Things I shouldn't be considering:


No woman has yet to win Polaris; the only woman even in a winner's band is bassist Sandy Miranda of Fucked Up, one of six people in that band. [UPDATE: How on Earth could I get that wrong? Of course, there are two women in the core lineup of Arcade Fire. Consider me completely embarrassed for missing that, considering my history with the band.] Grimes is a one-woman show, making this 100 per cent estrogen-powered. Though she became Grimes in Montreal, Boucher grew up in Vancouver; that would make her technically the first winner west of Hamilton (Caribou is from adjacent Dundas, Ont.). Visions is a 10,000 per cent improvement over anything else she's done; she deserves points for serious growth alone.

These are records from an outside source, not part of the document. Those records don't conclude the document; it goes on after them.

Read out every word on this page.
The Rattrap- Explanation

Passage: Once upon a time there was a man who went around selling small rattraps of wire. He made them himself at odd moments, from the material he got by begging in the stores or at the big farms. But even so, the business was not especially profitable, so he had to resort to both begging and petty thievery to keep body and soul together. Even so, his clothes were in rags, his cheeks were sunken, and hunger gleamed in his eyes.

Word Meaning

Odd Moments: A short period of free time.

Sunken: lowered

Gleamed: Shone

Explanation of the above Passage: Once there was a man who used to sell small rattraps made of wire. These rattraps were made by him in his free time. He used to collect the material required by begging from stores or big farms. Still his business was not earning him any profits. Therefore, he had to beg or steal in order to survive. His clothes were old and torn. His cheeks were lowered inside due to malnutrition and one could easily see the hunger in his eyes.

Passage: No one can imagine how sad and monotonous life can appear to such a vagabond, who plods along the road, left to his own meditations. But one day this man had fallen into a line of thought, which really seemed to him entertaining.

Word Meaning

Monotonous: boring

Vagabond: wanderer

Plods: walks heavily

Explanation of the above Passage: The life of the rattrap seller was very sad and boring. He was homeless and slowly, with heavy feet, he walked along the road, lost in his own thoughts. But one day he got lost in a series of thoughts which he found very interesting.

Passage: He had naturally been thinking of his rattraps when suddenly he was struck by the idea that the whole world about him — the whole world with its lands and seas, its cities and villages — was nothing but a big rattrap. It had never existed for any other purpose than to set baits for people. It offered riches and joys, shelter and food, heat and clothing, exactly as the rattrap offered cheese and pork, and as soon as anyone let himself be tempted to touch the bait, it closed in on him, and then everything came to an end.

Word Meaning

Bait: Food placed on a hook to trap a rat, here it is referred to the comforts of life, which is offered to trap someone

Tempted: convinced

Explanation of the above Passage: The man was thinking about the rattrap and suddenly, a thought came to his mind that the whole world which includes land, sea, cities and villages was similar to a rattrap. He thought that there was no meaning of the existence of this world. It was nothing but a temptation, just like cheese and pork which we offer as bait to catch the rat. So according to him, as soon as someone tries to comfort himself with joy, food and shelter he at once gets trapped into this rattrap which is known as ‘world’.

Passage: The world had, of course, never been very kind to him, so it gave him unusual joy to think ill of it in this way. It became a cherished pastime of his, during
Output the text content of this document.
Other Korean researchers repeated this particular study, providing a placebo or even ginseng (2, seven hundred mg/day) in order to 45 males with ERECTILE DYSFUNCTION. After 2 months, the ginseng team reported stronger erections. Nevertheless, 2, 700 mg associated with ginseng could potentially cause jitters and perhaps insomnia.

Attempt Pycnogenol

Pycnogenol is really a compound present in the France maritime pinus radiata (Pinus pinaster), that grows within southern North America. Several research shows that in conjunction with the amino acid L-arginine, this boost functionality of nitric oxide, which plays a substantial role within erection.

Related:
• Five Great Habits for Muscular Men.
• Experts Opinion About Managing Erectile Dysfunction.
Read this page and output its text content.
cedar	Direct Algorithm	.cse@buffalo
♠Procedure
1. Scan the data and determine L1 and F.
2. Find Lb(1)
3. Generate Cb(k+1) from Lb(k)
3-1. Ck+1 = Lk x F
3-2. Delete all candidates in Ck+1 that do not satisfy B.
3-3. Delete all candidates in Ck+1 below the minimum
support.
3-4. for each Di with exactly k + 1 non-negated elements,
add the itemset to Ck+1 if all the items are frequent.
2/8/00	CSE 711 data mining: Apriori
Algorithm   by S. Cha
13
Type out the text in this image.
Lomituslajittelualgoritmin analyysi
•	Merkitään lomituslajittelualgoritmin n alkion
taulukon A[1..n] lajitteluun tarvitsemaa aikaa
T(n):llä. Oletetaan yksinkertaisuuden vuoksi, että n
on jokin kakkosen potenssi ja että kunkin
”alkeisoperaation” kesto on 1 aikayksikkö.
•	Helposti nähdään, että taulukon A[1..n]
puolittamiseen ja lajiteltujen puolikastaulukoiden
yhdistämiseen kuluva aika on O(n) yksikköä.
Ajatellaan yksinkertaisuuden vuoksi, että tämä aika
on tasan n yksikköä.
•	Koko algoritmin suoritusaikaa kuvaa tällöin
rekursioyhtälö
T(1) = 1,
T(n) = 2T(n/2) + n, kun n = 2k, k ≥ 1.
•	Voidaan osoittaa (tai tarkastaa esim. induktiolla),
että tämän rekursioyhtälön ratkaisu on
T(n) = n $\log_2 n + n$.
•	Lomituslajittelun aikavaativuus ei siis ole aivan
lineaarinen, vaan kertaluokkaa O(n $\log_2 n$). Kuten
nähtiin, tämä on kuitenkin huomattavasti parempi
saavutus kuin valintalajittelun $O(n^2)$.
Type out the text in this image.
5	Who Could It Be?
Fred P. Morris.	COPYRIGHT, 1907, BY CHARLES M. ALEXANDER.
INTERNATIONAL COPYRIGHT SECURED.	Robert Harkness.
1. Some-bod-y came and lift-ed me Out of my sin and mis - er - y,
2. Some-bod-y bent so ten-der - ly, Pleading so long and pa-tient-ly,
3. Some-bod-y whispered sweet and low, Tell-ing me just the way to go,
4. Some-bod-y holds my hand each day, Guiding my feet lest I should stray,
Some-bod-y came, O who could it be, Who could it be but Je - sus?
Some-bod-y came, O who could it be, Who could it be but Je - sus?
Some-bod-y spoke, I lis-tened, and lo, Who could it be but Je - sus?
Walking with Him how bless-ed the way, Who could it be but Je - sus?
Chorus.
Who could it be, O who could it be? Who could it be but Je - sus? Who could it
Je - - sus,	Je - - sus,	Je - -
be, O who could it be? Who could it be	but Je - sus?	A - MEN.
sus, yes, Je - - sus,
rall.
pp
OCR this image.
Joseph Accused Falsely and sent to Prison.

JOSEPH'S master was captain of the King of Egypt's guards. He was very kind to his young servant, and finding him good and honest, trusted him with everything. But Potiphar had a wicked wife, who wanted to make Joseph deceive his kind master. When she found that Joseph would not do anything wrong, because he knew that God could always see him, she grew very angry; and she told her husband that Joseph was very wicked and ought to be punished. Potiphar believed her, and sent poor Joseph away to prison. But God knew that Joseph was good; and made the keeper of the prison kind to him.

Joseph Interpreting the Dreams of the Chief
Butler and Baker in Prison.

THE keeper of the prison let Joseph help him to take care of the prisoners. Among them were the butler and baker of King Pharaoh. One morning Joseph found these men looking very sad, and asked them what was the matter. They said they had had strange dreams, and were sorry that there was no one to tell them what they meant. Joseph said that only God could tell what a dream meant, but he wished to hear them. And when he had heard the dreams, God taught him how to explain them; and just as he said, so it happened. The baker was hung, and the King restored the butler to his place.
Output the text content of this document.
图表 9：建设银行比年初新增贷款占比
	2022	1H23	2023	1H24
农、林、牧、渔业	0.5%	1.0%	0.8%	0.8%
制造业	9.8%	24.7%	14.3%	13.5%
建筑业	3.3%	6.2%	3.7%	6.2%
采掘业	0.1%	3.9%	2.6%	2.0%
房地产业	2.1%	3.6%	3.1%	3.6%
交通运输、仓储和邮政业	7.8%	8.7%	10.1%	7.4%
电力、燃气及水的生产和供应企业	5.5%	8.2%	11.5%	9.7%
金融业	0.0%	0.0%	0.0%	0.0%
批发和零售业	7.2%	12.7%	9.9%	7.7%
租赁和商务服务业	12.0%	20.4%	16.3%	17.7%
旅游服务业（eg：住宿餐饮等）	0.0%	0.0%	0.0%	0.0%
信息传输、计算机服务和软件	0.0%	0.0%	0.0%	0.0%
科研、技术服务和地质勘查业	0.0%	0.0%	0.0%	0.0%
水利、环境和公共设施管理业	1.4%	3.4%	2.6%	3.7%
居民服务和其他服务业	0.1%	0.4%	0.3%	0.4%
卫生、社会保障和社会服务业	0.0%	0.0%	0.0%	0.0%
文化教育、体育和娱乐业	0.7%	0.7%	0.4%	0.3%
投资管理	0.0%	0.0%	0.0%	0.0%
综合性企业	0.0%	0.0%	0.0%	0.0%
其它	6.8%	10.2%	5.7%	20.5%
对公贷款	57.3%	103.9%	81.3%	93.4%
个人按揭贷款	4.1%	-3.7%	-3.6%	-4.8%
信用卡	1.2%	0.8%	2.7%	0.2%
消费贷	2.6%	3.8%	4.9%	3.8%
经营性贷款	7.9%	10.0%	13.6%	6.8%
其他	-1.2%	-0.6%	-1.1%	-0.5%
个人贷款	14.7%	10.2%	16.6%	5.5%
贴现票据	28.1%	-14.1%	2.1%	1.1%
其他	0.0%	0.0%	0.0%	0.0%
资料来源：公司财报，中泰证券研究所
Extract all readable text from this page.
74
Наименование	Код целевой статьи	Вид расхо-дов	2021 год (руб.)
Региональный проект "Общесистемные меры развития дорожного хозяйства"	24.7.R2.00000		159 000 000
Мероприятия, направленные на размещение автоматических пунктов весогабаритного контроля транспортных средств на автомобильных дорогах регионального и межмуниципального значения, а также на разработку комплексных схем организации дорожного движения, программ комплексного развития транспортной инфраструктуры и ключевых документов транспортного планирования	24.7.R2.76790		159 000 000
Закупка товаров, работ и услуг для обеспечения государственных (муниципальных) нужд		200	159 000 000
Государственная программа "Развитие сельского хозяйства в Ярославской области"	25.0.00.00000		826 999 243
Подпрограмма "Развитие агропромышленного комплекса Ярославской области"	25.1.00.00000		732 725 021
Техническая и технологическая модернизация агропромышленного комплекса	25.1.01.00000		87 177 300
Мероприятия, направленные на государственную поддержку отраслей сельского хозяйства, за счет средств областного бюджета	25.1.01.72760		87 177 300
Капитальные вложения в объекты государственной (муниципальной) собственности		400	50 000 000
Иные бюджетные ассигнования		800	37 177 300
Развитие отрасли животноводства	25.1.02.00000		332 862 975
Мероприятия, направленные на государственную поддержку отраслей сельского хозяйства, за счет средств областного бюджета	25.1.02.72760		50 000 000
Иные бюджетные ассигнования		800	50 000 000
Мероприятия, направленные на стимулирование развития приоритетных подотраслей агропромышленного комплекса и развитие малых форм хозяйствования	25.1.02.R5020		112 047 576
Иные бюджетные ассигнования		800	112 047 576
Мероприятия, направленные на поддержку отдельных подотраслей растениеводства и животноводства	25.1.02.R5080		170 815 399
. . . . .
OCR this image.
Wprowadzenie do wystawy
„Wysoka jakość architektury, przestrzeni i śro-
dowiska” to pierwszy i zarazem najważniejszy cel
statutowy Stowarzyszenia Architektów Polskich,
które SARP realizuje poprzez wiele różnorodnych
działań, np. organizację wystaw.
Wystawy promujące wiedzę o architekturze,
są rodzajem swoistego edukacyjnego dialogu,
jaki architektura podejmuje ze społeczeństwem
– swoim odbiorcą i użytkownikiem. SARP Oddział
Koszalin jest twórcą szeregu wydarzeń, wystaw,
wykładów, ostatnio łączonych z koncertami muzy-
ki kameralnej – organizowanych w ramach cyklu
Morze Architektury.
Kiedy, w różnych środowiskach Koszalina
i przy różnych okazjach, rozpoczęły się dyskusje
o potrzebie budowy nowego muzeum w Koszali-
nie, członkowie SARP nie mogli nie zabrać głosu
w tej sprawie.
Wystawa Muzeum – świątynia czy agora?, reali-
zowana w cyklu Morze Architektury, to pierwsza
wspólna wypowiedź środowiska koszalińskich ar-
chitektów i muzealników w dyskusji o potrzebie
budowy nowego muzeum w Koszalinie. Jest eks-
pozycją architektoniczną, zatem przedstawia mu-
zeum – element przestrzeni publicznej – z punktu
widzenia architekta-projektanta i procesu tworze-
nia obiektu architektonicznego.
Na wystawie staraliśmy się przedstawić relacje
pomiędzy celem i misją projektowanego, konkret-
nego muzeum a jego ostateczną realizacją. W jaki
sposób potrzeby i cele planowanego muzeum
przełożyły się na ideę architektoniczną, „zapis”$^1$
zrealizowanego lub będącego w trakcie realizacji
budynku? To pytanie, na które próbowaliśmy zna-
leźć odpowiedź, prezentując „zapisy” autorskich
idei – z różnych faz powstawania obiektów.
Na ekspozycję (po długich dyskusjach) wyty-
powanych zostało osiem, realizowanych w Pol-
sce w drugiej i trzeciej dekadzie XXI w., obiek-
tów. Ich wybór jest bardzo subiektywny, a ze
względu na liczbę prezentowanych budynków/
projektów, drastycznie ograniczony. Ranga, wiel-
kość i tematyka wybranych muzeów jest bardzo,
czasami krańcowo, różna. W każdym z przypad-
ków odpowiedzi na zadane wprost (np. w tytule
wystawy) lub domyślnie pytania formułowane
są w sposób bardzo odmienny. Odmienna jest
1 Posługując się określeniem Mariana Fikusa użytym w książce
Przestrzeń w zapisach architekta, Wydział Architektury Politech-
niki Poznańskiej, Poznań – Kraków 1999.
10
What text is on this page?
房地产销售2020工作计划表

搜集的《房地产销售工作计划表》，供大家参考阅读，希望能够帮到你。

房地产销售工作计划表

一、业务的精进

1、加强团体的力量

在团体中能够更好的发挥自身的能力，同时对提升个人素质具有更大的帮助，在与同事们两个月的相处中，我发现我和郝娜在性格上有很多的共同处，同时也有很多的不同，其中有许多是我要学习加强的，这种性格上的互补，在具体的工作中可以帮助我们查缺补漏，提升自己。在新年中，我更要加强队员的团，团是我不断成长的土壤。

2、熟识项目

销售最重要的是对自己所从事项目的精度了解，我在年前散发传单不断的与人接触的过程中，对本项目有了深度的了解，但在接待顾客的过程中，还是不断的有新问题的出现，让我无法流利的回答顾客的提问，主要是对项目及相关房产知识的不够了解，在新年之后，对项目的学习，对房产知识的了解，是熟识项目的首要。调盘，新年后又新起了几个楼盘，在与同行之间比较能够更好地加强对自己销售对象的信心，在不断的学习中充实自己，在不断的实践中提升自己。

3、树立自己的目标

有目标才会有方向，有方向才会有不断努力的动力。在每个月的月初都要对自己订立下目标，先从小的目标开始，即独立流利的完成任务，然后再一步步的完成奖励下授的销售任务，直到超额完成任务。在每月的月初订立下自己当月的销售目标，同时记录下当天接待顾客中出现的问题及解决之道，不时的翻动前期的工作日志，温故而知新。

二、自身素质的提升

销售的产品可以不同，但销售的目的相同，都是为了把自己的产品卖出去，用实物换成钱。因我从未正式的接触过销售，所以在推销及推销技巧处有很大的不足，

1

On the con side, this is the ugliest album cover ever for a shortlisted album; it's beyond hideous, and inside, it's not much better. And every time I see a picture of Boucher in some ridiculous get-up combining the worst crimes of '80s new wave, rave culture and Japanese anime--or worse, sit through one of her excruciatingly embarrassing videos--I honestly have trouble fathoming her winning the prize.


2 comments:

G Valentino said...

"No woman has yet to win Polaris; the only woman even in a winner's band is bassist Sandy Miranda of Fucked Up"

Not a pick a nit, but there are three women in Arcade Fire.

mmmbarclay said...

Sweet Jesus, that's embarrassing. Thank you. Now corrected.